Traditional recipes call for a ham hock or bacon in the beans, but a little bit of "Liquid Smoke" adds a nice hicory flavor that makes up for the lack of pig.   Creating a barbecue flavor is a juggling act of balancing sweet and savory, so start by adding just a little bit of each seasoning at a time and keep adding more and tasting until you get it right.  

Serves about 5.

1 large yellow onion
3/4 of a stick of butter, cut into 3 peices
3 cups  brown rice
5 cups of vegetable stock or water
4 bay leaves
3 tsp sucanat, molasses, maple syrup, or brown sugar*
2 tsp balsalmic or apple cider vinegar*
1 tsp worcestershire sauce*
1/2 tsp celery seed
1 tsp red pepper*
3 dashes of liquid smoke*
1.5 cups dried black-eyed peas, covered in water and presoaked overnight
1 additional cup of water or stock
salt and pepper
one clove of garlic, minced
6 cups collard greens, washed and cut into ribbons or roughly chopped

Combine the rice, veggie stock, 2 bay leaves, one quarter of the onion and one piece of butter in a stock pot, boil, cover and cook (if you need a primer on how to cook rice, here's a simple enough explanation).

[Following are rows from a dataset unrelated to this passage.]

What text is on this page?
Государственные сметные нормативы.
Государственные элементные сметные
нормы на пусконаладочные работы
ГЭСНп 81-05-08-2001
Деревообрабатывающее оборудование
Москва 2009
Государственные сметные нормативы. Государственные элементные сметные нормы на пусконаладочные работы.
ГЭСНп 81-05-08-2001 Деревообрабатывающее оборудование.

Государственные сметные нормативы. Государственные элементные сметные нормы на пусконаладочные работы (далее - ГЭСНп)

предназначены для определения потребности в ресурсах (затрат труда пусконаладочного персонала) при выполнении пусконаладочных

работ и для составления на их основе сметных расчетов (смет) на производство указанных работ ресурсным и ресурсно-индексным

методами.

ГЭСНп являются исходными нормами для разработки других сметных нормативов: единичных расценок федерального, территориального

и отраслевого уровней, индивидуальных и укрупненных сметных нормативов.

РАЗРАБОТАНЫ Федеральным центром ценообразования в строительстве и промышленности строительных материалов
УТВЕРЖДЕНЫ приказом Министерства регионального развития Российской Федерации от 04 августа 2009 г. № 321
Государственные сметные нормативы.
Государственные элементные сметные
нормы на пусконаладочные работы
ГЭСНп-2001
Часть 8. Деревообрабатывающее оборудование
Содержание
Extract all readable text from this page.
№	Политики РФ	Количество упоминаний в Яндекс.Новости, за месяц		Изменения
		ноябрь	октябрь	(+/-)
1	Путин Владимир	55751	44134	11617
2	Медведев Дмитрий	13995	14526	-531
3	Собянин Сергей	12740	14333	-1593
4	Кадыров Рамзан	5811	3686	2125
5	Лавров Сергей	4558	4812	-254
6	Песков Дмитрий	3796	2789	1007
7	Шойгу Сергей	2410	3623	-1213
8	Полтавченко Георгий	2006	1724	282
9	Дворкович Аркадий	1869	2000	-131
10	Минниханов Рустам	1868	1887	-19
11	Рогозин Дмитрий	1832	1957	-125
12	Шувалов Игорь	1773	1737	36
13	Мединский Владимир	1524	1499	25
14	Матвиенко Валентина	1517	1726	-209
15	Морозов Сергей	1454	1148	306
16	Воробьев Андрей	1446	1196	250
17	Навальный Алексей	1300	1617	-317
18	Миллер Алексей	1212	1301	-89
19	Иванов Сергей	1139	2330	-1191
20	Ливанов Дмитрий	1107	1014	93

Meanwhile, chop the remaining half of the onion.  In a saucepan at medium heat , melt another knob of butter and toss in the onion. Sautee with a dash of salt until the onion is translucent.  Drain the black-eyed peas and pour them into the saucepan, adding the cup or so of stock or fresh water and adjusting heat so that the beans are just simmering.  Little by little, cycle through the seasonings (sucanat, vinegar, worcestershire, celery seed, red pepper, liquid smoke) and stir until you're satisfied with the balance of tastes.  
 Add two bay leaves to the pot, then let the beans cook gently for about half an hour. Adjust seasonings and add salt and pepper to taste as you go.

When the beans are tender, dump them and their cooking juices into the rice.  Mix the two up and place the covered pot on a burner that's on a very low setting.  Let the rice absorb the additional liquid, about 5 minutes or so.

In the saucepan you cooked your beans in, heat the last peice of butter and sautee the clove of garlic on medium low heat.  When the garlic is fragrant, turn the heat down to low, add collard greens, and cover.  Allow the greens to wilt slightly, and stir to evenly distribute the butter and garlic.  Salt and pepper to taste.

Serve the hoppin' baum and collards with some corn muffins, and then make your own luck!